Twenty-three articles were considered in this analysis, of which 7 were thoracoscopic and 16 were laparoscopic surgeries. A total of 2930 patients were recorded, of which 1367 underwent 3D video-assisted surgery and 1563 underwent 2D display. Overall, significantly shorter operating time (SMD −0.69; p = <0.001), less blood loss (SMD −0.26; p = 0.028) and shorter hospital stays (SMD −0.16; p = 0.016) were found in the 3D display group.

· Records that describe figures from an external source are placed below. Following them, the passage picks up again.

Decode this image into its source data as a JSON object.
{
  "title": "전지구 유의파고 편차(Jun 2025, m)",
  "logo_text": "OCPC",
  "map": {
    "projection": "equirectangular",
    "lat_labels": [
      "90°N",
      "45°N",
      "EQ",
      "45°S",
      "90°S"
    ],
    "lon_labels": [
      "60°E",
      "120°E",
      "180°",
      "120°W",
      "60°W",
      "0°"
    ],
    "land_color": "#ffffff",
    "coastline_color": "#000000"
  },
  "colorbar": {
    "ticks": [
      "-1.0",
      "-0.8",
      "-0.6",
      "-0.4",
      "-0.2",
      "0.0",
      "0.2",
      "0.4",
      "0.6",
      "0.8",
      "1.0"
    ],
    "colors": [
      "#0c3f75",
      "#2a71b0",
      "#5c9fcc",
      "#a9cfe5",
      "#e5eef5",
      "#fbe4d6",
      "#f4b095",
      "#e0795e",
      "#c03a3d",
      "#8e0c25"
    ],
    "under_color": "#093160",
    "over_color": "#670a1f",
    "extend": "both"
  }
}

Meanwhile, the perioperative morbidity (OR 0.92; p = 0.487), retrieved lymph nodes (SMD 0.09; p = 0.081), drainage duration (SMD −0.15; p = 0.105) and drainage volume (SMD 0.00; p = 0.994) were similar between the two groups. Comparison of the overall outcomes in each subset showed consistency in all groups.

 

Conclusions

This up-to-date meta-analysis reveals that the 3D display system is superior to the 2D system in clinical settings with significantly shorter operating time, less blood loss and shorter hospital stay. These findings suggest that, in laparoscopic or thoracoscopic surgeries, 3D endoscopic system is preferable when condition permits. Future efforts should be made on decreasing the side effects of 3D display and increasing its cost-effectiveness.